Accidents due to ball sports are the most frequent because these are more practiced. Gymnastics, skiing, and cycling are often sports causing trauma. Cycling and skiing are also, with motorsports, horse riding and tennis, the sports that cause the most serious accidents (rate and/or duration of hospitalization).
The type of injury varies greatly depending on the sport practiced. For example, cycling or riding accidents often affect the head, neck and the upper limbs of the body (with fractures) while the accidents of tennis, athletics or jogging are more likely to affect the lower limbs of a body (with sprains). Young victims (15-19 years old) of accidents of everyday life (most of them are accidents related to sports or leisure activities) are teenagers who more frequently report adopting other risk behaviors in relation to certain addictions: alcohol, tobacco, and cannabis. Moreover, they declare themselves in less good physical health.
Sports injuries affect different parts of the body according to the chosen sport and the place of practice:
- – The lower limbs (56.8%), more specifically the ankle and knee
- – Upper limbs (26.8%), especially the head and neck
Sports that cause a sprain most frequently are jogging, tennis and ball sports.
Sports most often causing a fracture are contact sports, horse riding, and skiing.

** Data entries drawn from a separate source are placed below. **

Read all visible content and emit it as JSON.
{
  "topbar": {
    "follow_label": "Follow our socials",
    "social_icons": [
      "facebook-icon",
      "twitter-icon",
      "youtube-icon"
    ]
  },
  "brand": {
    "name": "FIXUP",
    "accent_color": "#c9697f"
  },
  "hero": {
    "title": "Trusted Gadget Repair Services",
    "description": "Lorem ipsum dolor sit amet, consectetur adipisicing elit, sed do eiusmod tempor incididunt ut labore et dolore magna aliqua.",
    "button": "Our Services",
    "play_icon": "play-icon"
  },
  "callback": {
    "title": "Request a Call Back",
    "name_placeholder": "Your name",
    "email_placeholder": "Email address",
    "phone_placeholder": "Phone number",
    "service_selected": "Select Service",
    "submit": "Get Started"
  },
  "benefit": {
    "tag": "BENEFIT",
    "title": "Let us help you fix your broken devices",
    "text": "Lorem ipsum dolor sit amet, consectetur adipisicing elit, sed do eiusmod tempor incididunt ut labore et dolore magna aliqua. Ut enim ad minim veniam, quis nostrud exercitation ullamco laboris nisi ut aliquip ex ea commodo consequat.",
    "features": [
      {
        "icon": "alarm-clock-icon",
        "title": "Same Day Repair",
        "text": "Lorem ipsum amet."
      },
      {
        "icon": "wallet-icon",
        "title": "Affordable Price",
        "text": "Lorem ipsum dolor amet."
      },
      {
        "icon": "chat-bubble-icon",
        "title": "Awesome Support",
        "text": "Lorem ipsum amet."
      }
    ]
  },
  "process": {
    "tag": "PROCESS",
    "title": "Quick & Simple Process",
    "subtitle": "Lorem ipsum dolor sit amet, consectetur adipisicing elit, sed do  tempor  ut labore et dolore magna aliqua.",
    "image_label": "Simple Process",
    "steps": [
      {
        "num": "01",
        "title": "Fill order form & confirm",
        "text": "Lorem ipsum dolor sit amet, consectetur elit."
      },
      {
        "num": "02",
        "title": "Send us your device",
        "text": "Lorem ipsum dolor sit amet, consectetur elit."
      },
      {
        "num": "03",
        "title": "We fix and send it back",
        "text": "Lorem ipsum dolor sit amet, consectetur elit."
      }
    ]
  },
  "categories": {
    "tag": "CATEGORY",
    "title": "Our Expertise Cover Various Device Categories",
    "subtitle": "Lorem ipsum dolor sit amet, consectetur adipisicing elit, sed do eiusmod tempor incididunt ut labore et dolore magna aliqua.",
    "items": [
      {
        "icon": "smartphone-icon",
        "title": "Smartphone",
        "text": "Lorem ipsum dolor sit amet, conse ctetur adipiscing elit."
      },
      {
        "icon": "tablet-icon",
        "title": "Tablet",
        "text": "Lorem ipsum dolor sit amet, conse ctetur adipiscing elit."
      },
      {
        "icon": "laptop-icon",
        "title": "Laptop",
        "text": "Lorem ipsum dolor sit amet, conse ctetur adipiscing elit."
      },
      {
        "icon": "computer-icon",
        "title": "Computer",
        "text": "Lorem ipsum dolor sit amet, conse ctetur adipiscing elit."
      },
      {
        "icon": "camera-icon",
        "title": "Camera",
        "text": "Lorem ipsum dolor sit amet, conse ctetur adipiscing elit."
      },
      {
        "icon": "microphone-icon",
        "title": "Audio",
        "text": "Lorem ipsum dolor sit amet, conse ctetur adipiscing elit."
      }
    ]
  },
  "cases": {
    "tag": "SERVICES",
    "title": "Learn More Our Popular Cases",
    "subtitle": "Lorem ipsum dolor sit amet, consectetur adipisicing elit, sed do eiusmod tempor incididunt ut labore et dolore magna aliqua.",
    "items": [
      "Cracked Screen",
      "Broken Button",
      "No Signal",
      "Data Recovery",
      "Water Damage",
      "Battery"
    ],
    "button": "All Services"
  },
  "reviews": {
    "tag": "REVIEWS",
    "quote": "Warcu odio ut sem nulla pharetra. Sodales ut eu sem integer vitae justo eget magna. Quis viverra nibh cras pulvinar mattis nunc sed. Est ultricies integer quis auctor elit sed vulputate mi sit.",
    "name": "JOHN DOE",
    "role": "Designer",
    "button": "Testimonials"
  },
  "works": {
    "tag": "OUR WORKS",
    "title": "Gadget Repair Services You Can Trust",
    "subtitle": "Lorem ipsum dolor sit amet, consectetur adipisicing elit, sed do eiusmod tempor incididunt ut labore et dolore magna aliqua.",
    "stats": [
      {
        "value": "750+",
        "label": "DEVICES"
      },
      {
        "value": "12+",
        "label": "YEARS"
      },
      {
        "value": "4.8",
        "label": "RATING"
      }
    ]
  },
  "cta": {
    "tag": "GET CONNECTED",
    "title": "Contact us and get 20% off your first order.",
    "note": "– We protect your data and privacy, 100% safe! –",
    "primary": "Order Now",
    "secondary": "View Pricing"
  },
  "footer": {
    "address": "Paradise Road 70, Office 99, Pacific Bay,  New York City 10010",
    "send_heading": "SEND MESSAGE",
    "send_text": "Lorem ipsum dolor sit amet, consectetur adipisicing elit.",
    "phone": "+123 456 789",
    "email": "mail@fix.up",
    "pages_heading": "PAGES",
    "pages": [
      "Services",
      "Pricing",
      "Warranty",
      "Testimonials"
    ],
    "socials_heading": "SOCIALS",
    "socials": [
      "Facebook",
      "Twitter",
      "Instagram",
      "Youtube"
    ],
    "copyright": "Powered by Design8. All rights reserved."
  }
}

In the age group 10/24 years, the average duration of hospitalization following a sports accident is 7 days. In 20.2% of the cases, reeducation sessions will be practiced. 1 accident out of 7 leads to a school break, and 6 out of 10 will be followed by a dispensation of physical education.
13% of young people aged 10 to 24 years old will remain uncomfortable, especially among the older of them and the girls. 17% will have scars and 16.5% will remain marked on the psychological plan. The severity of sequelae is considered important in 10% cases, and more than a third of them will have direct consequences on everyday life.
Another danger: the misperception of the risk
Young people’s fears include fear of traffic accidents (dominates), regardless of age and gender. Thus, the perception of risk is very far from reality. Teens who are most afraid of accidents are also those who have been most victims in the last 12 months (21.1% of young people declare have had an accident). Overall, the expression of fears about health is less strong in young people than in adults.